ところが ー 山田五十鈴夫人の煽りもあり ー 彼は、泊まりに来たダンカン王を殺っちまう。

『ゴッドファーザー』もそうだろう。ビト・コルレオーネ(マーロン・ブランド)も三男マイケル(アル・パチーノ)も、言わばただ家族を守ろうとしただけ。それが、あんなことに。
◆コッポラ監督『ザ・ゴッドファーザー』

https://youtu.be/CWoQlDlyQj4


つまりシェークスピアも黒澤明もコッポラも、正統的ギリシャ悲劇を伝えているわけだが。

これらは単なるお話じゃなく、真実を表したもの。だって人生って、「こうしたら、こうなる」じゃ全然ないじゃないですか。いかに不都合・不快であろうとも。
これがアートと、宮台も俺も説くのだ。

いっぽう世間は、多くの衆は、ハッピーエンドが大好き。「快」を貪り余りない。
気持ちはわかる。だって人間だもの(相田みつを)。普段キツイ仕事に耐えているから、誰しも悩みを抱えているから、せめて音楽や映画、小説に芝居くらいは心地よくなるものを。

ただ、それで投票しちゃうのが問題なのだ。
こんな奴がいた。「野党は貧乏臭いから嫌い」。彼や彼女が政策で奴らに投票しないならOK。でも〝貧乏臭い““嫌い〝って、感情じゃん。

事は与党野党ではない。安倍自民も小池百合子も松井一郎・吉村洋文らの維新も、俺に言わせりゃ山本太郎も、ポピュリズム。N国の立花やレイシスト高田(桜井)誠なんて論外だが、感情を刺激し、票を支持を募る。そして愚民どもがそれに乗せられる。
あのな。選挙は人気投票じゃないから。政策と候補者の来し方を、じっくり見ないと。いかに地味でも、目立たなかろうとも。

わーくにでは民主主義は不可能ではないか。俺はほとんど、そんな思いを強くしている。
こんなポピュリスト連中に入れるのが多いから。先の都知事選でも小池が3百万超、レイシストの犯罪者ですら18万票だぜ?

迂遠な論ではあるけれど、日本人民がアートを知らず、悲劇を我事と知らないからそうなっちゃうのかも知れない。
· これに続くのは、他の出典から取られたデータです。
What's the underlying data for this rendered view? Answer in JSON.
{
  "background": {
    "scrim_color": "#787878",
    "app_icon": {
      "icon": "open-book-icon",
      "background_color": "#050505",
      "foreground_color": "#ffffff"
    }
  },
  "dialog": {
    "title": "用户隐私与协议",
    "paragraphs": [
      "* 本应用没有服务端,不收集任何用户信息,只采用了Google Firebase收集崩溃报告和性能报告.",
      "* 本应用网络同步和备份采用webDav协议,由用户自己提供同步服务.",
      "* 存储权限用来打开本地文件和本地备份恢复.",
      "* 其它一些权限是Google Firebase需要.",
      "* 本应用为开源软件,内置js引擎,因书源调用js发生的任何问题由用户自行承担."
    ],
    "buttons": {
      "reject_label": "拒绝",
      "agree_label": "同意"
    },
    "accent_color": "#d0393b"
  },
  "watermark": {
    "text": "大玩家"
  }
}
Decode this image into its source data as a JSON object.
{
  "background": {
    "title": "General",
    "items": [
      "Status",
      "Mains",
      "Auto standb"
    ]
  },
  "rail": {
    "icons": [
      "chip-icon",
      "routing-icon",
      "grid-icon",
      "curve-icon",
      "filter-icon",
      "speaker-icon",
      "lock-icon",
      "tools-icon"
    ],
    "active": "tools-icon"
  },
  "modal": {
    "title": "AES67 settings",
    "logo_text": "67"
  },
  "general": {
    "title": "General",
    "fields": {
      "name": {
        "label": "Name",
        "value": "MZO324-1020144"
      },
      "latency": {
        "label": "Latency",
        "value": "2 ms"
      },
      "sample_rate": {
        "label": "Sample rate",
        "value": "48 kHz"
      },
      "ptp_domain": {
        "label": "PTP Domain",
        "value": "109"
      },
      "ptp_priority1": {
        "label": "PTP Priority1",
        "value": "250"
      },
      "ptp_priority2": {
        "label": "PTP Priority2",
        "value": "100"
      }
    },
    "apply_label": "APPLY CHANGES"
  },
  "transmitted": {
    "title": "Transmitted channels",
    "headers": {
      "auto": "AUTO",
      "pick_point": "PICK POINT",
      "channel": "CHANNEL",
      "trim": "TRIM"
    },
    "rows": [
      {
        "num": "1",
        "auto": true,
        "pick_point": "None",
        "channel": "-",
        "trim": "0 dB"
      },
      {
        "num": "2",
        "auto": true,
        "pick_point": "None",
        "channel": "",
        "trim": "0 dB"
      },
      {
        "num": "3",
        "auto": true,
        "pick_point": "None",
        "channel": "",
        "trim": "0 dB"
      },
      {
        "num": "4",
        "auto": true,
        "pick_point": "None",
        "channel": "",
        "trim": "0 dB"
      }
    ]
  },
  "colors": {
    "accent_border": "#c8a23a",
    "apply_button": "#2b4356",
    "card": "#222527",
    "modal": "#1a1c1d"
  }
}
ハッピーエンドばっかり喜んで、ぬるい本ばっかり読みくさって。

コーマック・マッカーシーの文学や映画を上げても、なんとまあ反応の薄いこと。そのあたりにわーくにの宿痾が表れているのではないだろうか。

いいですか。よく噛み締めておきなさい。
「人生を取り戻すことなどできない」「一度した選択を、取り消すことなどあり得ない」ですぜ。
◆緊迫の特別映像 ー コーマック・マッカーシー 「悪の法則」より
https://youtu.be/MJGmoDWzVH8


そしてマッカーシーおじいちゃんも、ギリシャ悲劇(や、ドストエフスキー)を知悉してはります。